“I can name one of those men—possibly both of them!” he cried. “But go on, Captain Page; go on, sir!”
“They made tea and ate,” I went on, wondering what new pool of disturbment I had unconsciously troubled. “Afterward they sat before the fire and smoked. Later, the soldier rose and went into another room, coming back directly to say something which made the officer spring up and go with him. They took the candle, and, as the fire had died down, the house was dark; dark and silent. But after a time there came muffled cries, and a crash like that of a falling trap-door followed by a bedlam of thunderings as if a cataract of bricks were pouring upon the floor. Then a strange little man, dripping and reeking as if he had been soaked in a cask of liquor, dashed out of the house and disappeared in the darkness.”
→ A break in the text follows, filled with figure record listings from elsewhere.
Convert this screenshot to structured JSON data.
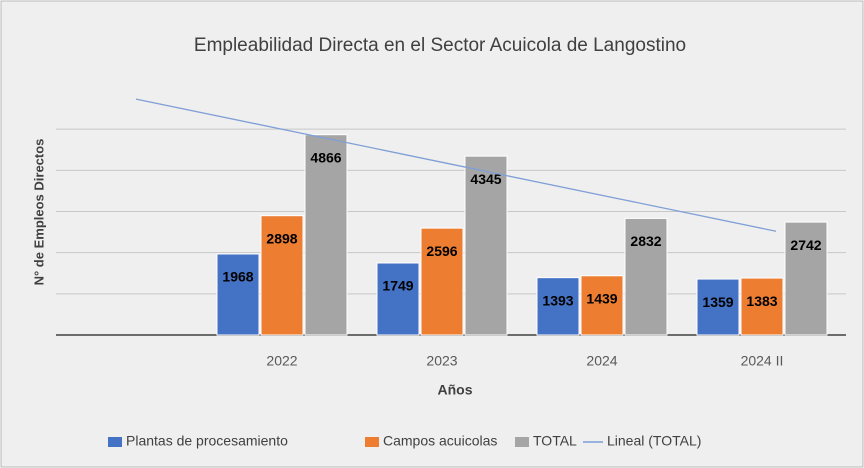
{
  "chart_data": {
    "type": "bar",
    "title": "Empleabilidad  Directa en el Sector Acuicola de Langostino",
    "x_label": "Años",
    "y_label": "N° de Empleos Directos",
    "categories": [
      null,
      "2022",
      "2023",
      "2024",
      "2024 II"
    ],
    "series": [
      {
        "name": "Plantas de procesamiento",
        "color": "#4472c4",
        "values": [
          null,
          1968,
          1749,
          1393,
          1359
        ]
      },
      {
        "name": "Campos acuicolas",
        "color": "#ed7d31",
        "values": [
          null,
          2898,
          2596,
          1439,
          1383
        ]
      },
      {
        "name": "TOTAL",
        "color": "#a5a5a5",
        "values": [
          null,
          4866,
          4345,
          2832,
          2742
        ]
      },
      {
        "name": "Lineal (TOTAL)",
        "color": "#7f9fd6",
        "type": "line",
        "values": [
          5730,
          4928,
          4125,
          3323,
          2520
        ]
      }
    ],
    "ylim": [
      0,
      6000
    ],
    "yticks": [
      0,
      1000,
      2000,
      3000,
      4000,
      5000
    ],
    "grid": true,
    "legend": "bottom"
  }
}
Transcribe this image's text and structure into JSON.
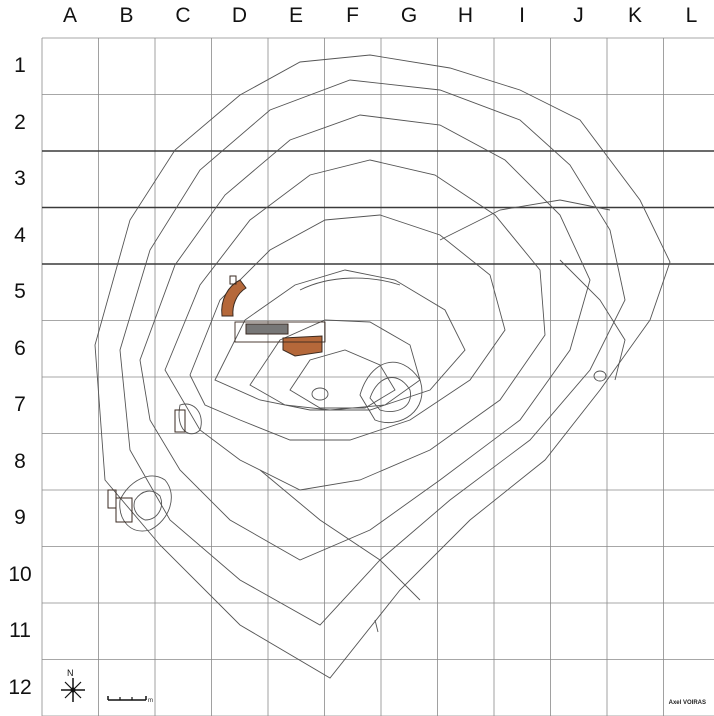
{
  "map": {
    "columns": [
      "A",
      "B",
      "C",
      "D",
      "E",
      "F",
      "G",
      "H",
      "I",
      "J",
      "K",
      "L"
    ],
    "rows": [
      "1",
      "2",
      "3",
      "4",
      "5",
      "6",
      "7",
      "8",
      "9",
      "10",
      "11",
      "12"
    ],
    "north_label": "N",
    "scale_label": "m",
    "credit": "Axel VOIRAS",
    "colors": {
      "grid": "#8a8a8a",
      "grid_major": "#3a3a3a",
      "contour": "#555555",
      "ruins_fill": "#b5683a",
      "ruins_outline": "#3a2a20",
      "structure": "#777777"
    }
  }
}
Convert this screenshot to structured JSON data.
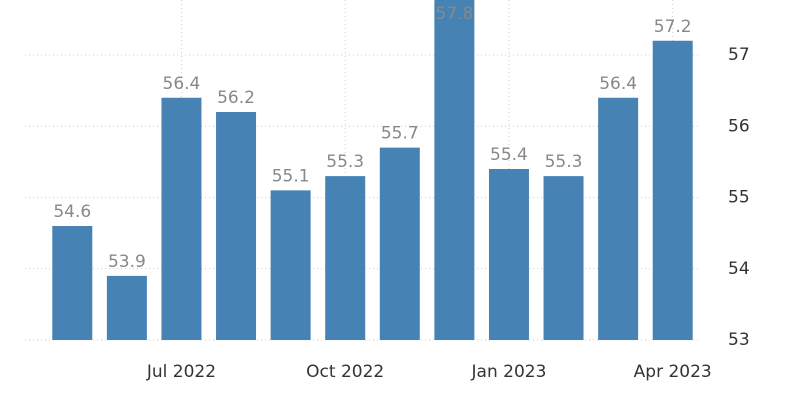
{
  "chart_data": {
    "type": "bar",
    "categories": [
      null,
      null,
      "Jul 2022",
      null,
      null,
      "Oct 2022",
      null,
      null,
      "Jan 2023",
      null,
      null,
      "Apr 2023"
    ],
    "values": [
      54.6,
      53.9,
      56.4,
      56.2,
      55.1,
      55.3,
      55.7,
      57.8,
      55.4,
      55.3,
      56.4,
      57.2
    ],
    "color": "#4682b4",
    "ylim": [
      53,
      57.8
    ],
    "yticks": [
      53,
      54,
      55,
      56,
      57
    ],
    "grid": true
  }
}
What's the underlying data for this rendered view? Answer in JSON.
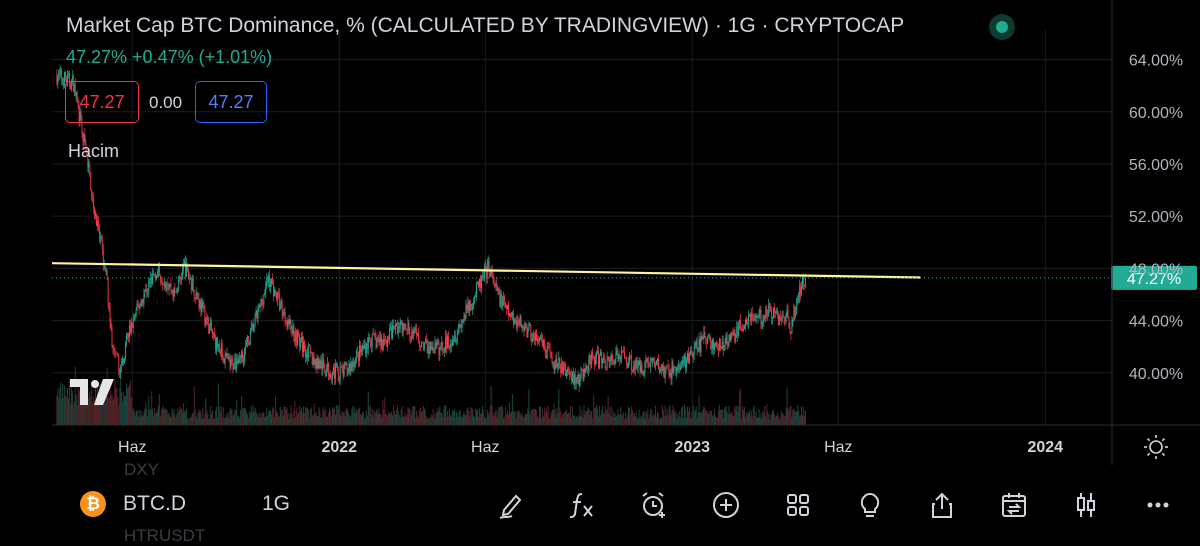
{
  "header": {
    "title": "Market Cap BTC Dominance, % (CALCULATED BY TRADINGVIEW) · 1G · CRYPTOCAP",
    "change": "47.27%  +0.47% (+1.01%)",
    "ohlc_open": "47.27",
    "ohlc_mid": "0.00",
    "ohlc_close": "47.27",
    "volume_label": "Hacim"
  },
  "price_badge": "47.27%",
  "colors": {
    "up": "#22ab94",
    "down": "#f23645",
    "trendline": "#fff59d",
    "badge": "#22ab94",
    "background": "#000000",
    "grid": "#1a1d24"
  },
  "bottom_bar": {
    "symbol_icon": "bitcoin-icon",
    "symbol": "BTC.D",
    "timeframe": "1G",
    "ghost_top": "DXY",
    "ghost_bottom": "HTRUSDT",
    "tools": [
      "pen-icon",
      "fx-icon",
      "alarm-plus-icon",
      "plus-circle-icon",
      "grid-icon",
      "bulb-icon",
      "share-icon",
      "calendar-swap-icon",
      "candles-icon",
      "more-icon"
    ]
  },
  "chart_data": {
    "type": "line",
    "title": "Market Cap BTC Dominance, % (CALCULATED BY TRADINGVIEW) · 1G · CRYPTOCAP",
    "xlabel": "",
    "ylabel": "",
    "ylim": [
      36.0,
      65.5
    ],
    "y_scale": "linear",
    "y_ticks": [
      "64.00%",
      "60.00%",
      "56.00%",
      "52.00%",
      "48.00%",
      "44.00%",
      "40.00%"
    ],
    "y_tick_values": [
      64,
      60,
      56,
      52,
      48,
      44,
      40
    ],
    "x_ticks": [
      "Haz",
      "2022",
      "Haz",
      "2023",
      "Haz",
      "2024"
    ],
    "x_tick_dates": [
      "2021-06-01",
      "2022-01-01",
      "2022-06-01",
      "2023-01-01",
      "2023-06-01",
      "2024-01-01"
    ],
    "xlim": [
      "2021-03-10",
      "2024-03-10"
    ],
    "grid": true,
    "series": [
      {
        "type": "candlestick",
        "points": [
          [
            "2021-03-15",
            62.8
          ],
          [
            "2021-04-01",
            62.2
          ],
          [
            "2021-04-15",
            56.5
          ],
          [
            "2021-04-25",
            51.5
          ],
          [
            "2021-05-05",
            47.5
          ],
          [
            "2021-05-12",
            41.5
          ],
          [
            "2021-05-20",
            40.2
          ],
          [
            "2021-05-28",
            43.0
          ],
          [
            "2021-06-10",
            45.5
          ],
          [
            "2021-06-25",
            47.8
          ],
          [
            "2021-07-05",
            47.2
          ],
          [
            "2021-07-15",
            46.0
          ],
          [
            "2021-07-25",
            48.2
          ],
          [
            "2021-08-10",
            45.3
          ],
          [
            "2021-08-25",
            42.5
          ],
          [
            "2021-09-10",
            40.5
          ],
          [
            "2021-09-25",
            41.6
          ],
          [
            "2021-10-10",
            44.8
          ],
          [
            "2021-10-20",
            47.3
          ],
          [
            "2021-11-05",
            44.5
          ],
          [
            "2021-11-20",
            42.5
          ],
          [
            "2021-12-05",
            41.0
          ],
          [
            "2021-12-20",
            40.2
          ],
          [
            "2022-01-05",
            40.0
          ],
          [
            "2022-01-15",
            40.8
          ],
          [
            "2022-02-01",
            42.5
          ],
          [
            "2022-02-15",
            42.3
          ],
          [
            "2022-03-01",
            43.6
          ],
          [
            "2022-03-15",
            43.2
          ],
          [
            "2022-04-01",
            42.0
          ],
          [
            "2022-04-15",
            41.8
          ],
          [
            "2022-05-01",
            43.0
          ],
          [
            "2022-05-15",
            45.0
          ],
          [
            "2022-05-28",
            47.0
          ],
          [
            "2022-06-05",
            48.2
          ],
          [
            "2022-06-10",
            46.6
          ],
          [
            "2022-06-25",
            44.5
          ],
          [
            "2022-07-10",
            43.6
          ],
          [
            "2022-07-25",
            42.5
          ],
          [
            "2022-08-10",
            40.9
          ],
          [
            "2022-08-25",
            40.0
          ],
          [
            "2022-09-05",
            39.4
          ],
          [
            "2022-09-20",
            41.1
          ],
          [
            "2022-10-05",
            40.9
          ],
          [
            "2022-10-20",
            41.4
          ],
          [
            "2022-11-05",
            40.4
          ],
          [
            "2022-11-20",
            40.9
          ],
          [
            "2022-12-05",
            40.0
          ],
          [
            "2022-12-20",
            40.5
          ],
          [
            "2023-01-05",
            41.8
          ],
          [
            "2023-01-15",
            42.8
          ],
          [
            "2023-01-25",
            41.9
          ],
          [
            "2023-02-05",
            42.3
          ],
          [
            "2023-02-15",
            43.0
          ],
          [
            "2023-03-01",
            44.5
          ],
          [
            "2023-03-10",
            44.0
          ],
          [
            "2023-03-20",
            44.8
          ],
          [
            "2023-04-01",
            44.2
          ],
          [
            "2023-04-08",
            44.6
          ],
          [
            "2023-04-12",
            43.3
          ],
          [
            "2023-04-16",
            44.4
          ],
          [
            "2023-04-20",
            45.6
          ],
          [
            "2023-04-24",
            46.8
          ],
          [
            "2023-04-28",
            47.27
          ]
        ]
      },
      {
        "type": "volume",
        "max": 100
      }
    ],
    "trendline": {
      "from": [
        "2021-03-10",
        48.4
      ],
      "to": [
        "2023-08-25",
        47.3
      ]
    },
    "last_price_line": 47.27
  }
}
I paused to give him his chance to lead me. It was a perilous road that I was traversing, but I meant to draw him so far afield this time that he would never get back to any suspicion of Champe or me.
“Well?” he said sharply. “That was not the end of your adventure, Captain Page?”
“No,” I rejoined. “The little man was gone but a short time before he came running back with a mob at his heels—sailors, armed with guns and cutlasses. It did not take us long to understand that the little man was the boat-builder, and that he had contrived to pen his two housebreakers in the cellar.”
Arnold nodded with apparent satisfaction.
“A troublesome friend of yours and mine will probably trouble us no more, Captain Page,” he commented. “The boat-builder’s house is a hiding-place for smugglers—one of a number in the locality you have described. And your armed sailors were a smuggler’s crew. There was a fight?”
“We could not be sure; there was a great deal of noise. But it ended in a fiasco. There was a loophole of escape, and the two cellar prisoners must have found it—we guessed it would be an underground passage leading from the cellar to the boat-builder’s shop at the water’s edge. At any rate, a dim light flickered for a minute or two in the shop, and then a boat was run down the launching ways, with two men scrambling into it at the final instant.”
Again I paused, and once more he gave me my lead.
“They escaped?—got off? But surely you did not give up, Captain?”